The new town, which will be located near the West Bank settlements of Shiloh and Eli, is the first government-approved settlement in over 20 years. It is still yet to be approved by the full cabinet.
The Israeli Prime Minister’s Office also announced the approval for the construction of some 2,000 new settlement homes – housing units whose planned construction was first announced in January.
The announcement comes amid negotiations with the US over settlement building.
It has emerged that on Thursday evening, Israel’s Prime Minister Benjamin Netanyahu reportedly told members of the security cabinet that Israel will curb construction in West Bank settlements as a goodwill gesture to US President Donald Trump. Netanyahu said that in addition, Israel will also prevent the construction of any new illegal outposts.

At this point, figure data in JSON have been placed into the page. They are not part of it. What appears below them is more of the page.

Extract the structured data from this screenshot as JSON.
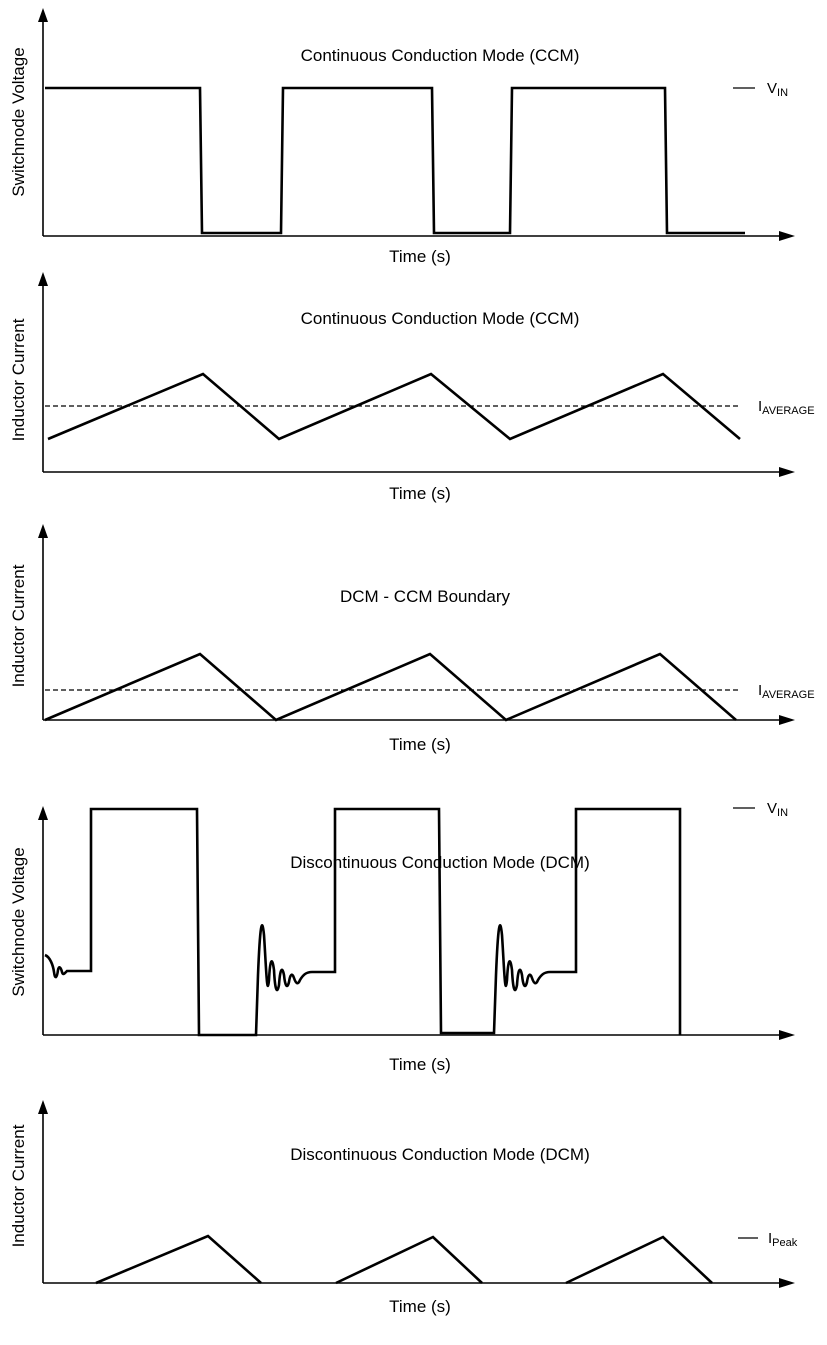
{
  "panels": [
    {
      "title": "Continuous Conduction Mode (CCM)",
      "ylabel": "Switchnode Voltage",
      "xlabel": "Time (s)",
      "marker": {
        "main": "V",
        "sub": "IN"
      }
    },
    {
      "title": "Continuous Conduction Mode (CCM)",
      "ylabel": "Inductor Current",
      "xlabel": "Time (s)",
      "marker": {
        "main": "I",
        "sub": "AVERAGE"
      }
    },
    {
      "title": "DCM - CCM Boundary",
      "ylabel": "Inductor Current",
      "xlabel": "Time (s)",
      "marker": {
        "main": "I",
        "sub": "AVERAGE"
      }
    },
    {
      "title": "Discontinuous Conduction Mode (DCM)",
      "ylabel": "Switchnode Voltage",
      "xlabel": "Time (s)",
      "marker": {
        "main": "V",
        "sub": "IN"
      }
    },
    {
      "title": "Discontinuous Conduction Mode (DCM)",
      "ylabel": "Inductor Current",
      "xlabel": "Time (s)",
      "marker": {
        "main": "I",
        "sub": "Peak"
      }
    }
  ]
}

Haaretz reports Netanyahu as stating to the security cabinet: “This is a very friendly administration and we need to be considerate of the President’s requests”.
A White House official said after the announcement that talks between Israel and the US on limiting settlement construction were ongoing, stating that Israel had agreed to a adopt a new policy of restrained settlement construction that takes US President Donald Trump’s “concerns into consideration”.
The official indicated that Israel’s Amona decision may have remained outside those discussions: “With regards to the new settlement for Amona residents, we would note that the Israeli prime minister made a commitment to the Amona settlers prior to President Trump laying out his expectations, and has consistently indicated that he intended to move forward with this plan”.
Israel stopped establishing new settlements in the early 1990s after the 1993 Oslo Accords, however outposts have been set up since without authorisation then given retroactive approval.
In February, hundreds of Israeli police officers entered the West Bank settlement outpost of Amona following a ruling by Israel’s Supreme Court that said the homes were built on private Palestinian land, and evicted 50 families from their homes before destroying the outpost.
Israel’s Prime Minister Benjamin Netanyahu had earlier promised the Amona residents that he had a personal commitment to re-housing them.